In [1]:
from __future__ import absolute_import
from __future__ import division
from __future__ import print_function

# Import data
from tensorflow.examples.tutorials.mnist import input_data

import tensorflow as tf
import numpy as np
# import keras
# mnist = keras.datasets.mnist
import ssl
ssl._create_default_https_context = ssl._create_unverified_context

# mnist = input_data.read_data_sets('data/', one_hot=True)   # 读取数据集 这个 one_hot=True 要慎重选啊
mnist = input_data.read_data_sets('data/', reshape=False)   # 读取数据集

Extracting data/train-images-idx3-ubyte.gz
Extracting data/train-labels-idx1-ubyte.gz
Extracting data/t10k-images-idx3-ubyte.gz
Extracting data/t10k-labels-idx1-ubyte.gz


![image.png](./images/18-Figure2.3-1.png)

In [2]:
# 读取训练数据及测试数据
train_data, train_label = mnist.train.images, mnist.train.labels
train_data = np.pad(train_data, ((0,0),(2,2),(2,2),(0,0)), 'constant')
test_data, test_label = mnist.test.images, mnist.test.labels
test_data = np.pad(test_data, ((0,0),(2,2),(2,2),(0,0)), 'constant')

# 打乱训练数据及测试数据
train_image_num = len(train_data)
train_image_index = np.arange(train_image_num)
np.random.shuffle(train_image_index)
train_data = train_data[train_image_index]
train_label = train_label[train_image_index]

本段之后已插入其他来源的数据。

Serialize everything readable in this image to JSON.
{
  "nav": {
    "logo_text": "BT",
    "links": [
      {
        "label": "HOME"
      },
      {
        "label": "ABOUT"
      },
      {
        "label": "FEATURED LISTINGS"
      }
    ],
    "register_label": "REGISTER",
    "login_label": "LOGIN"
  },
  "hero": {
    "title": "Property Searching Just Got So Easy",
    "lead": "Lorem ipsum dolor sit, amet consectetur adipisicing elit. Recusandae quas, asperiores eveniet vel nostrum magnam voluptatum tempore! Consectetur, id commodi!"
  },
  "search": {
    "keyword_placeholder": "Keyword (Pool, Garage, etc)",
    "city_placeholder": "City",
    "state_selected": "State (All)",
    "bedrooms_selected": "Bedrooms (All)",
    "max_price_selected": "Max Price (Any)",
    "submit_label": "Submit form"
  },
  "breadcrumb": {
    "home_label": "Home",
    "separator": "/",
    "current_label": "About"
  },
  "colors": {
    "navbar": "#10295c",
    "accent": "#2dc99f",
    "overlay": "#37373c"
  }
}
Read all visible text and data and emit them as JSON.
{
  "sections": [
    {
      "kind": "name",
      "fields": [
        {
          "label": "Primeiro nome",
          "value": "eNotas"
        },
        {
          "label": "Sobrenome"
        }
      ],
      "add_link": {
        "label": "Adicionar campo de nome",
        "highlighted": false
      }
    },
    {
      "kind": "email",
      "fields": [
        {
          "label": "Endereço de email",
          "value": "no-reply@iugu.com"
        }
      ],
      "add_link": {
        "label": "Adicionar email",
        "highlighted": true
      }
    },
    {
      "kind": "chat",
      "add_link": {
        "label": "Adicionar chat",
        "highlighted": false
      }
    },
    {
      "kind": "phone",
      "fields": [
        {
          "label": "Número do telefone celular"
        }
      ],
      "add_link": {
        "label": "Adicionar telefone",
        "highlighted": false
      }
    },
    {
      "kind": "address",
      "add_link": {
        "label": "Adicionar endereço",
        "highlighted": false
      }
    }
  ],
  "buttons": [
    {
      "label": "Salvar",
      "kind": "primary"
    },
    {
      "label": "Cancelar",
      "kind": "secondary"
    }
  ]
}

test_image_num = len(test_data)
test_image_index = np.arange(test_image_num)
np.random.shuffle(test_image_index)
test_data = test_data[test_image_index]
test_label = test_label[test_image_index]

In [3]:
# 定义输入输出
w, h, c = 32, 32, 1

x = tf.placeholder(tf.float32, [None, w, h, c], name='x')
y_ = tf.placeholder(tf.int32, [None], name='y_')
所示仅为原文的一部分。